Global Oil & Gas Playbook
- The battle for control of Anadarko’s assets between Occidental and Chevron has seen yet another twist, with Anadarko indicating that it favors Occidental’s $38-billion bid over Chevron’s $33-billion bid. The deal would be for less than 20% of Occidental’s existing shares, which, as we mentioned last week, would mean that it does not need shareholder approval for the plan. This battle took nearly everyone by surprise because it is a risky move for Occidental, and this type of conflict rarely happens in the oil patch. However, from OXY’s perspective, this is really a do-or-die lunge at Chevron, because if Chevron ends up with Anadarko’s assets it will leave OXY highly vulnerable to takeover. Chevron is a comparable rival to Occidental, and securing Anadarko’s assets would have boosted it into the top 4 with the supermajors. At the same time, there is a secondary deal unfolding here, as mentioned above, with Total SA agreeing a deal to buy Anadarko’s African assets (including Algeria) for $8.8 billion (should Anadarko agree to the OXY bid).

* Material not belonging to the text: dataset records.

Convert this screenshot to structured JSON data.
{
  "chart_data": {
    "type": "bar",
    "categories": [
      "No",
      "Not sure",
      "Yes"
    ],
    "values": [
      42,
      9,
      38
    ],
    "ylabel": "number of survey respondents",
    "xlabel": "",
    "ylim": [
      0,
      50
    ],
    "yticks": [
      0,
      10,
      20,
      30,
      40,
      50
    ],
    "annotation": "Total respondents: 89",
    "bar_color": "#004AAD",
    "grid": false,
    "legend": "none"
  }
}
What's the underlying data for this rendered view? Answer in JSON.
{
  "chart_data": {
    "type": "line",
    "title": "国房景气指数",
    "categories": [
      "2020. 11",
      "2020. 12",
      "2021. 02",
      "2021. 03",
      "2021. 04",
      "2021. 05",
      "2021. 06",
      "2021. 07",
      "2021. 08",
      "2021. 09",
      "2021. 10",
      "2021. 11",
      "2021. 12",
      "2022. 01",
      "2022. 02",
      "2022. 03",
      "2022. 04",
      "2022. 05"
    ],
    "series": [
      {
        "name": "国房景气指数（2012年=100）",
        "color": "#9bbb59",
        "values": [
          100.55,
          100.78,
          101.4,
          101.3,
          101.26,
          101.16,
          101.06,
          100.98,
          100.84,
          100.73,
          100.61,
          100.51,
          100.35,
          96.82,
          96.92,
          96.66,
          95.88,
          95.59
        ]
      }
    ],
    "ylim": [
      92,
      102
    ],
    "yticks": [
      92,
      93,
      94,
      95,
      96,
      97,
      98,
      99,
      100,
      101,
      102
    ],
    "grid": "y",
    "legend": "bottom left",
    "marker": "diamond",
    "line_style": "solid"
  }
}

- Iraq is planning a $53-billion megaproject with ExxonMobil and PetroChina to use seawater from the Persian Gulf to boost oil production. The country expects to generate $400 billion over the three-decade-long agreement. The project involves upgrading the Nahr Bin Umar and Artawi oilfields and boosting output from the two oilfields from 125,000 barrels per day (bpd) to 500,000 bpd. The oil-rich Iraqi south suffers from a water problem, and the massive Exxon/PetroChina endeavor would supply enough water to increase the pressure necessary to enable steady/increased production.
- Saudi Aramco is reportedly considering making its first move into US shale gas exploration with a potential investment in Norwegian Equinor, either through a JV or a stake in the Marcellus shale. Talks are unconfirmed and said to be only in the early stages.
- China’s CNOOC has hinted that it may be interested in expanding its presence in Brazil’s high-sought-after presalt offshore exploration blocks, where another auction is scheduled for the first week of November.